Every Sunday we go to my husband’s grandmother’s house for dinner. On an average week 15 people show up, but if everyone happens to be there we cram 30 people into her living and dining rooms. On those weeks we hope for good weather so the kids can go outside instead of playing tackle football at our feet. There is always cake, because it is always someone’s birthday. Through marriage I’ve gained entry into an extremely close knit family, practically an amoeba that absorbs new members like they’ve always been there. My own grandparents have been gone for quite some time, and it’s nice, albeit a little strange, to once again receive cards signed “grandmom and grandpop.”
By contrast, my family appears a bit aloof. We don’t get together often, and when we do there are generally a lot of introductions that go something like “Hi, I’m soandso, I think I’m your cousin.” Some of it is due to the huge age spread within each generation. My grandmother had 7 children over about 30 years. I’ve got cousins in high school and cousins with grandchildren. The sheer size of the family makes it hard to keep up with everyone, and we don’t all live in a concentrated area like my husband’s family does. Our families are very different creatures, and when my husband and I first got together I started to feel very sad that my own extended family didn’t look like his. After a wake this past weekend where I saw uncles and first cousins I hadn’t seen in 20 years I spent a lot of time thinking about why we’re so distant.
My family is like the elephant in the story of the blind men and the elephant. It’s so big that no one person can really get the full picture of what’s going on. We can only see a small part at a time, and make conclusions based on that. For a long time, I believed my uncle destroyed my family.
When I was younger, in grade school, I remember getting together at my uncle’s house for holidays. There was croquet and billiards and a big dinner around a huge dining room table.

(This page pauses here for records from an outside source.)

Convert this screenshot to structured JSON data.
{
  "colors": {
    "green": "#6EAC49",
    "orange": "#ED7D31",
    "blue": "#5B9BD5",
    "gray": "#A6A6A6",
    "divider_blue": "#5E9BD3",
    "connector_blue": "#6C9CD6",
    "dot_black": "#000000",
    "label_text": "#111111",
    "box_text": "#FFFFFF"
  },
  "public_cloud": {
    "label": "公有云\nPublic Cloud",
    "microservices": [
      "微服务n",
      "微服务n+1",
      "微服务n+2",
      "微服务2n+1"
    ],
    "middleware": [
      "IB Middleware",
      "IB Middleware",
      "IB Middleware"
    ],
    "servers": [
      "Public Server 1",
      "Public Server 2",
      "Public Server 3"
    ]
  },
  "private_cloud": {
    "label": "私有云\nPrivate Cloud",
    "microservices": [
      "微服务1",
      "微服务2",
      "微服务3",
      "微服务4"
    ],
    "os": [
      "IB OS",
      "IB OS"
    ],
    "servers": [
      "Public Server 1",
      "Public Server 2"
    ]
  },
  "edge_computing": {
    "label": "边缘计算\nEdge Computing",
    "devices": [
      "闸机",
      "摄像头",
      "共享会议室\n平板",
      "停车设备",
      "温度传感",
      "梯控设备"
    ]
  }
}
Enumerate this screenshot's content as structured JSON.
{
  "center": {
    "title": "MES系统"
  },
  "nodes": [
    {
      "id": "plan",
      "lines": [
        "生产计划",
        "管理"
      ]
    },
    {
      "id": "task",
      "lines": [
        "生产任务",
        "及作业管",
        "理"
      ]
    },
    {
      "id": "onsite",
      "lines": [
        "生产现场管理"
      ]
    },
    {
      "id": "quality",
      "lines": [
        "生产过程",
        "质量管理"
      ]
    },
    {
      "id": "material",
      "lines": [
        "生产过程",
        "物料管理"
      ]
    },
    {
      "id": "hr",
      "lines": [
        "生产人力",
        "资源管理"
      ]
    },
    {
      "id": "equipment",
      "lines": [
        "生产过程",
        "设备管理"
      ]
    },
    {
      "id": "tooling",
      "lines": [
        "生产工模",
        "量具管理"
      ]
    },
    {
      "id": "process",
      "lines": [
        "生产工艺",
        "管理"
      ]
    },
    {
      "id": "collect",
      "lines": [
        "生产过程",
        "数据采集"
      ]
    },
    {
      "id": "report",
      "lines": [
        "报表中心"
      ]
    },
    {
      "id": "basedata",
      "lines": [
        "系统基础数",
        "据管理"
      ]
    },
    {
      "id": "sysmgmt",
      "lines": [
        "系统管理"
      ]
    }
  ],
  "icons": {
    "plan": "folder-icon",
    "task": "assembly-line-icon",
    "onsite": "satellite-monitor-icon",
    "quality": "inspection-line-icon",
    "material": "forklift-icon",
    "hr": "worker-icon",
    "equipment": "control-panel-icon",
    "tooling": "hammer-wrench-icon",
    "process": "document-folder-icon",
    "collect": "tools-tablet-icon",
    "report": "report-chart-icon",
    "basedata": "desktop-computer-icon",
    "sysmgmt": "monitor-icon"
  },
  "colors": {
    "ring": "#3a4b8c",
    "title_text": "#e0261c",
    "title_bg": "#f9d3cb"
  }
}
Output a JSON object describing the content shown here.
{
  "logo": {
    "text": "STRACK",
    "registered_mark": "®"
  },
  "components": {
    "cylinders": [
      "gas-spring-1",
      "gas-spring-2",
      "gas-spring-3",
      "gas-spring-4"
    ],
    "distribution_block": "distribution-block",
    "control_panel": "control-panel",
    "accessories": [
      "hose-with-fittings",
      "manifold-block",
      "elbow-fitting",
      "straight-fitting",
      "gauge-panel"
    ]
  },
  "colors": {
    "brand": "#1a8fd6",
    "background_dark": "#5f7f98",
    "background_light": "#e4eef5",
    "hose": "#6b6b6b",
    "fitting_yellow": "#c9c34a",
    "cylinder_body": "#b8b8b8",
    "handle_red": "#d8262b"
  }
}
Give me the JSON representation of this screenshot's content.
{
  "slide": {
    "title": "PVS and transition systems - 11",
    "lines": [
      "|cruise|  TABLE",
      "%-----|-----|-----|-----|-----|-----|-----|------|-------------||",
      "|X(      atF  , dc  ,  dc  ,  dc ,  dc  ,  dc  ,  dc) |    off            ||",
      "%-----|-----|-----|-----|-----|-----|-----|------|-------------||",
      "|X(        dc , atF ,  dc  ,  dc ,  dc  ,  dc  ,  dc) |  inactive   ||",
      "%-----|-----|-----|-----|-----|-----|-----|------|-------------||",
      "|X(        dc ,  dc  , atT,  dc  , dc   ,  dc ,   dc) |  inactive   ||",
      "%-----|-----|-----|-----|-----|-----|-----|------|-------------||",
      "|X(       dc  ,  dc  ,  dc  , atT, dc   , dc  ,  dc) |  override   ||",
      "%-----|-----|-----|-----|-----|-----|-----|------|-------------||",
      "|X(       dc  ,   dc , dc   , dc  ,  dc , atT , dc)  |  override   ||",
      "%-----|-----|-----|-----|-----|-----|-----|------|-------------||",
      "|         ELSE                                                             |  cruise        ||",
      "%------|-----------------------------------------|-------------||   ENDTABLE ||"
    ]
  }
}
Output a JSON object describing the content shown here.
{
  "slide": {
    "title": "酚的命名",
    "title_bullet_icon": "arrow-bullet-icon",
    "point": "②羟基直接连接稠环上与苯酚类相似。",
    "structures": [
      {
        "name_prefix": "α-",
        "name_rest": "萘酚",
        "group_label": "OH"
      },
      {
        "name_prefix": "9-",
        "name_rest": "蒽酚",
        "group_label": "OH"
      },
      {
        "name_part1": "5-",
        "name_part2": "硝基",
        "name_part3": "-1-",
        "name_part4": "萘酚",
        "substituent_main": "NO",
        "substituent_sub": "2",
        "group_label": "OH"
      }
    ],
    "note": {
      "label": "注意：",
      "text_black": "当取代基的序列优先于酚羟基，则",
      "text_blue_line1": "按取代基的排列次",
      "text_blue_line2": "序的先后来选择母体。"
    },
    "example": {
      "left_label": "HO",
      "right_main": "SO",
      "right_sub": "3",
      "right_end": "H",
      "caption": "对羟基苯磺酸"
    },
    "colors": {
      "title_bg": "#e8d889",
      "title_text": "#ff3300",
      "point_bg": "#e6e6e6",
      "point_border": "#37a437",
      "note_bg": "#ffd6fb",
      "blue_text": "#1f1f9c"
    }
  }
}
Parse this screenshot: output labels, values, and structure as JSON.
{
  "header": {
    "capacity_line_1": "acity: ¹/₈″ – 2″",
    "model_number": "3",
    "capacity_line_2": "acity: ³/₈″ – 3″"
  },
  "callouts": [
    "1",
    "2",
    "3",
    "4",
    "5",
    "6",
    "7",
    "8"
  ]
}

In the mid-nineties my aunt died, and I don’t remember many regular family parties after that. My uncle fell apart after his wife died, and from my perspective as a 12 year old, the family fell apart with it. Family gatherings, when they happened, were tense. If my uncle wasn’t there, his absence was noted and mourned. If he was there, his drinking made him unpredictable and sometimes scary. I watched my dad repeatedly struggle to bring my uncle back to reality, only to have it fail catastrophically every time. Eventually my uncle became “my estranged uncle,” and remained so for another twenty years. I saw the family less and less as I started my career and family.
My uncle passed away recently, and our loosely assembled family coalesced for his wake. At first it was pretty awkward, and I tried to figure out how to introduce my husband to a cousin when I was only 50% sure of their name. I was embarrassed that I could name my husband’s family members more readily than my own. But once people got past the obligatory “I haven’t seen you since you were this big,” I could start to see that we were still a family, even if we weren’t so closely knit as others. Not everyone had a bond with everyone else, but there were threads of connection running all around the room that held us together. There was something there, even if it wasn’t as picturesque as Sunday dinners at grandmom’s. There was laughter, and shared memories, and the occasional surprising discovery of things we didn’t know we had in common.
I now understand that it takes more than one broken man to destroy a family. Even weird families like mine are made of tougher stuff than that. We may never fully clean up the damage left in my uncle’s wake, but we’re not dead yet either. Although we’ll probably never all be in one place again, or function as a singular amoeba-like entity, we can strengthen the individual links between people. We can move forward, and try to heal as we go. We can become friends on Facebook and ‘like’ each other’s photos, celebrate our successes and offer sympathy for our failures. We may always be a little awkward, and that’s OK. At my uncle’s wake I finally learned to stop resenting my family for what it wasn’t, and love it for what it is.